The A's and Revenue Sharing

It looks like this season the A's will be the recipients of a handsome revenue sharing windfall:

Unlike the NFL, baseball might not share all of its revenue. But the 300 million bucks a year it does share now are having a major effect....The A's, according to sources, will get about $19 million.

Now before anyone starts jumping up and down screaming "We won the lottery!" it's important to understand what that revenue sharing figure means in the grand scheme of things. According to the Major League Agreement, all thirty teams have to share a third of their locally-generated revenues (tickets, ads, local TV/radio). The money is then pooled and split 30 ways. So if the A's paid in $15 million (1/3 of a rough estimate of $45 million in local revenue) and got back $34 million, their revenue sharing rebate is $19 million. If Jayson Stark is right about the following:
And that doesn't even include the $20 million or so each team collects in national TV money. Or the $4 million they're about to get from the new XM radio deal. Or the $6 million to $8 million each team gets from the swelling central fund.

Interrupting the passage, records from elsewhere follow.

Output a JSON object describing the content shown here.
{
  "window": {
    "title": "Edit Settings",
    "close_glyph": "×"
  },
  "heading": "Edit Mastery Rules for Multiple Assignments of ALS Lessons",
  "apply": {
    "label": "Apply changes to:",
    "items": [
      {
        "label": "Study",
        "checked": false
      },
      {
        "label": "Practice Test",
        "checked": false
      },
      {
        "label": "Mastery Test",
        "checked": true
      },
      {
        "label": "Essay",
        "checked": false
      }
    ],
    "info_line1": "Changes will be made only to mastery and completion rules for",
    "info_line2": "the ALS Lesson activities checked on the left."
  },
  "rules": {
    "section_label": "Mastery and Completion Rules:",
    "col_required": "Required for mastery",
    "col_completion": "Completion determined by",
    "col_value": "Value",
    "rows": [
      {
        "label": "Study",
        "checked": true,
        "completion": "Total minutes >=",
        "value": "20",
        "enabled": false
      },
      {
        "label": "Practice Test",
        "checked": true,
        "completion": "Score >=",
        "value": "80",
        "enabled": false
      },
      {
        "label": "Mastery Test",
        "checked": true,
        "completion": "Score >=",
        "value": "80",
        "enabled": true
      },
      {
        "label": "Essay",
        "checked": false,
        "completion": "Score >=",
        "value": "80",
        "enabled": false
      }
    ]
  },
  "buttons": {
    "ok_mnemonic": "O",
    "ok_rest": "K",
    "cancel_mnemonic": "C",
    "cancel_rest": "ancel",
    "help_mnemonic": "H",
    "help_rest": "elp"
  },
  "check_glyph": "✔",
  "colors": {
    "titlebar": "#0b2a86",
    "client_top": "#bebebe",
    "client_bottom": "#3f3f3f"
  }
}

... then the A's should have gotten well over $100 million in revenue for 2004 when merchandise sales and other national streams are included. That makes sense considering the A's pulled $110 million in 2003 according to Forbes. Remove about $40 million in infrastructure costs such as player development, front office costs, rent on the stadium and spring training facilities, and the team's left with $60-70. Most of that will go to players. Some of it may end up becoming a small profit for the ownership group. Chances are that the payroll and revenue will remain the same or dip slightly for 2005, and the cycle will continue.